Despite the wide-ranging sources of inspiration on which Adams draws, his childhood in a small town in New England has ensured that his soundworld is inextricably linked to the American landscape. Utilising natural American imagery alongside music on film is nothing new, as those with a liking for Philip Glass will know. But on a smaller scale Palmer manages to weave a striking web of images: glowing New England autumnal scenes, raging white water rapids and strange desert rock formations sit alongside scenes from 1960s new age rock festivals, the latter as much a part of Adams’ musical make-up as anything drawn from the “classical” world.

A good number of the musicians featured add comment along the way. These include Edo de Waart, whilst rehearsal sequences feature Kent Nagano with the Hallé Orchestra in preparation for the premiere of Slonimsky’s Earbox at the Bridgewater Hall. There’s also an entertaining one-to-one with Emanuel Ax during early preparations for the premiere of Century Rolls.

It is the operas Nixon in China and The Death of Klinghoffer that benefit from the most telling spoken contributions. This is largely thanks to stage director Peter Sellers and librettist Alice Goodman, both of whom provide informed and adroit accounts of the controversy that surrounded the early performances of both works. In The Death of Klinghoffer and its confrontation of the Arab-Israeli conflict in the form of Leon Klinghoffer’s involvement in a Palestinian hijacking of a pleasure cruise that finds resonances in the Middle Eastern issues that still dominate our news fifteen years on from the opera’s premiere. It was that 1991 premiere, set against the back drop of the Gulf War that leads Alice Goodman to comment “we had no idea how much trouble we were asking for”. Palmer captures the mood with footage of a packed press conference given in 1991 at which Sellers and the composer are seen being prodded by a large press contingent and defending the early performances in the context of the then prevailing situation in Iraq and Kuwait. It is difficult not to dwell on where Adams would turn if he were to return to the operatic genre in today’s ever more complex political climate.

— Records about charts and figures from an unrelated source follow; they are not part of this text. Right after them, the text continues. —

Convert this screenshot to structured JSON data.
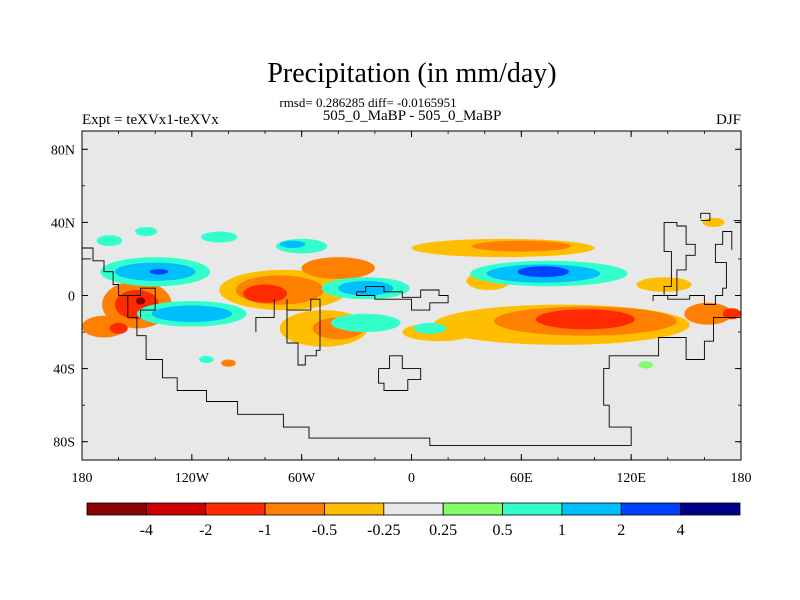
{
  "chart_data": {
    "type": "heatmap",
    "title": "Precipitation (in mm/day)",
    "subtitle": "rmsd= 0.286285 diff= -0.0165951",
    "experiment_label": "Expt = teXVx1-teXVx",
    "case_label": "505_0_MaBP - 505_0_MaBP",
    "season_label": "DJF",
    "x_ticks": [
      "180",
      "120W",
      "60W",
      "0",
      "60E",
      "120E",
      "180"
    ],
    "x_tick_values": [
      -180,
      -120,
      -60,
      0,
      60,
      120,
      180
    ],
    "y_ticks": [
      "80N",
      "40N",
      "0",
      "40S",
      "80S"
    ],
    "y_tick_values": [
      80,
      40,
      0,
      -40,
      -80
    ],
    "xlim": [
      -180,
      180
    ],
    "ylim": [
      -90,
      90
    ],
    "colorbar": {
      "colors": [
        "#8b0000",
        "#cc0000",
        "#ff2a00",
        "#ff7f00",
        "#ffbf00",
        "#e8e8e8",
        "#80ff66",
        "#33ffcc",
        "#00bfff",
        "#0040ff",
        "#00008b"
      ],
      "labels": [
        "-4",
        "-2",
        "-1",
        "-0.5",
        "-0.25",
        "0.25",
        "0.5",
        "1",
        "2",
        "4"
      ],
      "levels": [
        -4,
        -2,
        -1,
        -0.5,
        -0.25,
        0.25,
        0.5,
        1,
        2,
        4
      ]
    },
    "background_color": "#e8e8e8",
    "anomalies": [
      {
        "lon": -150,
        "lat": -5,
        "w": 38,
        "h": 26,
        "level": -0.5
      },
      {
        "lon": -150,
        "lat": -5,
        "w": 24,
        "h": 16,
        "level": -1
      },
      {
        "lon": -168,
        "lat": -17,
        "w": 24,
        "h": 12,
        "level": -0.5
      },
      {
        "lon": -160,
        "lat": -18,
        "w": 10,
        "h": 6,
        "level": -1
      },
      {
        "lon": -148,
        "lat": -3,
        "w": 5,
        "h": 4,
        "level": -4
      },
      {
        "lon": -140,
        "lat": 13,
        "w": 60,
        "h": 16,
        "level": 0.5
      },
      {
        "lon": -140,
        "lat": 13,
        "w": 44,
        "h": 10,
        "level": 1
      },
      {
        "lon": -138,
        "lat": 13,
        "w": 10,
        "h": 3,
        "level": 2
      },
      {
        "lon": -120,
        "lat": -10,
        "w": 60,
        "h": 14,
        "level": 0.5
      },
      {
        "lon": -120,
        "lat": -10,
        "w": 44,
        "h": 9,
        "level": 1
      },
      {
        "lon": -70,
        "lat": 3,
        "w": 70,
        "h": 22,
        "level": -0.25
      },
      {
        "lon": -72,
        "lat": 3,
        "w": 48,
        "h": 16,
        "level": -0.5
      },
      {
        "lon": -80,
        "lat": 1,
        "w": 24,
        "h": 10,
        "level": -1
      },
      {
        "lon": -40,
        "lat": 15,
        "w": 40,
        "h": 12,
        "level": -0.5
      },
      {
        "lon": -25,
        "lat": 4,
        "w": 48,
        "h": 12,
        "level": 0.5
      },
      {
        "lon": -25,
        "lat": 4,
        "w": 30,
        "h": 8,
        "level": 1
      },
      {
        "lon": -48,
        "lat": -18,
        "w": 48,
        "h": 20,
        "level": -0.25
      },
      {
        "lon": -40,
        "lat": -18,
        "w": 28,
        "h": 12,
        "level": -0.5
      },
      {
        "lon": -25,
        "lat": -15,
        "w": 38,
        "h": 10,
        "level": 0.5
      },
      {
        "lon": 42,
        "lat": 8,
        "w": 24,
        "h": 10,
        "level": -0.25
      },
      {
        "lon": 75,
        "lat": 12,
        "w": 86,
        "h": 14,
        "level": 0.5
      },
      {
        "lon": 72,
        "lat": 12,
        "w": 62,
        "h": 10,
        "level": 1
      },
      {
        "lon": 72,
        "lat": 13,
        "w": 28,
        "h": 6,
        "level": 2
      },
      {
        "lon": 50,
        "lat": 26,
        "w": 100,
        "h": 10,
        "level": -0.25
      },
      {
        "lon": 60,
        "lat": 27,
        "w": 54,
        "h": 6,
        "level": -0.5
      },
      {
        "lon": 82,
        "lat": -16,
        "w": 140,
        "h": 22,
        "level": -0.25
      },
      {
        "lon": 95,
        "lat": -14,
        "w": 100,
        "h": 16,
        "level": -0.5
      },
      {
        "lon": 95,
        "lat": -13,
        "w": 54,
        "h": 11,
        "level": -1
      },
      {
        "lon": 162,
        "lat": -10,
        "w": 26,
        "h": 12,
        "level": -0.5
      },
      {
        "lon": 175,
        "lat": -10,
        "w": 10,
        "h": 6,
        "level": -1
      },
      {
        "lon": 15,
        "lat": -20,
        "w": 40,
        "h": 10,
        "level": -0.25
      },
      {
        "lon": 10,
        "lat": -18,
        "w": 18,
        "h": 6,
        "level": 0.5
      },
      {
        "lon": -165,
        "lat": 30,
        "w": 14,
        "h": 6,
        "level": 0.5
      },
      {
        "lon": -105,
        "lat": 32,
        "w": 20,
        "h": 6,
        "level": 0.5
      },
      {
        "lon": -60,
        "lat": 27,
        "w": 28,
        "h": 8,
        "level": 0.5
      },
      {
        "lon": -65,
        "lat": 28,
        "w": 14,
        "h": 4,
        "level": 1
      },
      {
        "lon": -145,
        "lat": 35,
        "w": 12,
        "h": 5,
        "level": 0.5
      },
      {
        "lon": 165,
        "lat": 40,
        "w": 12,
        "h": 5,
        "level": -0.25
      },
      {
        "lon": 138,
        "lat": 6,
        "w": 30,
        "h": 8,
        "level": -0.25
      },
      {
        "lon": -100,
        "lat": -37,
        "w": 8,
        "h": 4,
        "level": -0.5
      },
      {
        "lon": -112,
        "lat": -35,
        "w": 8,
        "h": 4,
        "level": 0.5
      },
      {
        "lon": 128,
        "lat": -38,
        "w": 8,
        "h": 4,
        "level": 0.25
      }
    ],
    "coastlines": [
      [
        [
          -180,
          26
        ],
        [
          -174,
          26
        ],
        [
          -174,
          19
        ],
        [
          -168,
          19
        ],
        [
          -168,
          13
        ],
        [
          -163,
          13
        ],
        [
          -163,
          6
        ],
        [
          -160,
          6
        ],
        [
          -160,
          0
        ],
        [
          -155,
          0
        ],
        [
          -155,
          -12
        ],
        [
          -150,
          -12
        ],
        [
          -150,
          -22
        ],
        [
          -145,
          -22
        ],
        [
          -145,
          -35
        ],
        [
          -136,
          -35
        ],
        [
          -136,
          -45
        ],
        [
          -128,
          -45
        ],
        [
          -128,
          -52
        ],
        [
          -112,
          -52
        ],
        [
          -112,
          -58
        ],
        [
          -95,
          -58
        ],
        [
          -95,
          -65
        ],
        [
          -70,
          -65
        ],
        [
          -70,
          -72
        ],
        [
          -56,
          -72
        ],
        [
          -56,
          -78
        ],
        [
          10,
          -78
        ],
        [
          10,
          -82
        ],
        [
          120,
          -82
        ],
        [
          120,
          -72
        ],
        [
          108,
          -72
        ],
        [
          108,
          -60
        ],
        [
          105,
          -60
        ],
        [
          105,
          -40
        ],
        [
          108,
          -40
        ],
        [
          108,
          -33
        ],
        [
          135,
          -33
        ],
        [
          135,
          -23
        ],
        [
          150,
          -23
        ],
        [
          150,
          -35
        ],
        [
          160,
          -35
        ],
        [
          160,
          -25
        ],
        [
          165,
          -25
        ],
        [
          165,
          -12
        ],
        [
          180,
          -12
        ]
      ],
      [
        [
          -155,
          0
        ],
        [
          -148,
          0
        ],
        [
          -148,
          4
        ],
        [
          -140,
          4
        ],
        [
          -140,
          -8
        ],
        [
          -148,
          -8
        ],
        [
          -148,
          -12
        ]
      ],
      [
        [
          -68,
          -2
        ],
        [
          -68,
          -26
        ],
        [
          -62,
          -26
        ],
        [
          -62,
          -38
        ],
        [
          -58,
          -38
        ],
        [
          -58,
          -33
        ],
        [
          -52,
          -33
        ],
        [
          -52,
          -30
        ],
        [
          -50,
          -30
        ],
        [
          -50,
          -2
        ],
        [
          -55,
          -2
        ],
        [
          -55,
          -8
        ],
        [
          -68,
          -8
        ]
      ],
      [
        [
          -75,
          -2
        ],
        [
          -75,
          -12
        ],
        [
          -85,
          -12
        ],
        [
          -85,
          -20
        ]
      ],
      [
        [
          -30,
          2
        ],
        [
          -25,
          2
        ],
        [
          -25,
          5
        ],
        [
          -15,
          5
        ],
        [
          -15,
          2
        ],
        [
          -5,
          2
        ],
        [
          -5,
          -1
        ],
        [
          5,
          -1
        ],
        [
          5,
          3
        ],
        [
          15,
          3
        ],
        [
          15,
          0
        ],
        [
          20,
          0
        ],
        [
          20,
          -4
        ],
        [
          10,
          -4
        ],
        [
          10,
          -8
        ],
        [
          0,
          -8
        ],
        [
          0,
          -2
        ],
        [
          -20,
          -2
        ],
        [
          -20,
          0
        ],
        [
          -30,
          0
        ],
        [
          -30,
          2
        ]
      ],
      [
        [
          -18,
          -40
        ],
        [
          -18,
          -48
        ],
        [
          -15,
          -48
        ],
        [
          -15,
          -52
        ],
        [
          -2,
          -52
        ],
        [
          -2,
          -46
        ],
        [
          5,
          -46
        ],
        [
          5,
          -40
        ],
        [
          -5,
          -40
        ],
        [
          -5,
          -33
        ],
        [
          -12,
          -33
        ],
        [
          -12,
          -40
        ],
        [
          -18,
          -40
        ]
      ],
      [
        [
          138,
          35
        ],
        [
          138,
          40
        ],
        [
          145,
          40
        ],
        [
          145,
          38
        ],
        [
          150,
          38
        ],
        [
          150,
          28
        ],
        [
          155,
          28
        ],
        [
          155,
          22
        ],
        [
          150,
          22
        ],
        [
          150,
          14
        ],
        [
          145,
          14
        ],
        [
          145,
          0
        ],
        [
          138,
          0
        ],
        [
          138,
          5
        ],
        [
          142,
          5
        ],
        [
          142,
          24
        ],
        [
          138,
          24
        ],
        [
          138,
          35
        ]
      ],
      [
        [
          158,
          42
        ],
        [
          158,
          45
        ],
        [
          163,
          45
        ],
        [
          163,
          41
        ],
        [
          158,
          41
        ]
      ],
      [
        [
          175,
          25
        ],
        [
          175,
          35
        ],
        [
          170,
          35
        ],
        [
          170,
          28
        ],
        [
          166,
          28
        ],
        [
          166,
          18
        ],
        [
          172,
          18
        ],
        [
          172,
          4
        ],
        [
          170,
          4
        ],
        [
          170,
          0
        ],
        [
          166,
          0
        ],
        [
          166,
          -5
        ],
        [
          160,
          -5
        ],
        [
          160,
          0
        ],
        [
          152,
          0
        ],
        [
          152,
          -2
        ],
        [
          140,
          -2
        ],
        [
          140,
          0
        ],
        [
          132,
          0
        ],
        [
          132,
          -3
        ]
      ],
      [
        [
          176,
          41
        ],
        [
          180,
          41
        ]
      ],
      [
        [
          -180,
          20
        ],
        [
          -175,
          20
        ]
      ]
    ]
  }
}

Tony Palmer has once again produced a masterful film that is a model of its kind; an absorbing journey through the life and music of a composer whose work encapsulates American musical language like few others. If I have a gripe it is in the packaging of the DVD by Warner Music. A brief introduction on the rear of the box and no booklet is short thrift these days but don’t let it put you off. There is a great deal of enjoyment to be had for those with even the slightest interest in John Adams or American music generally.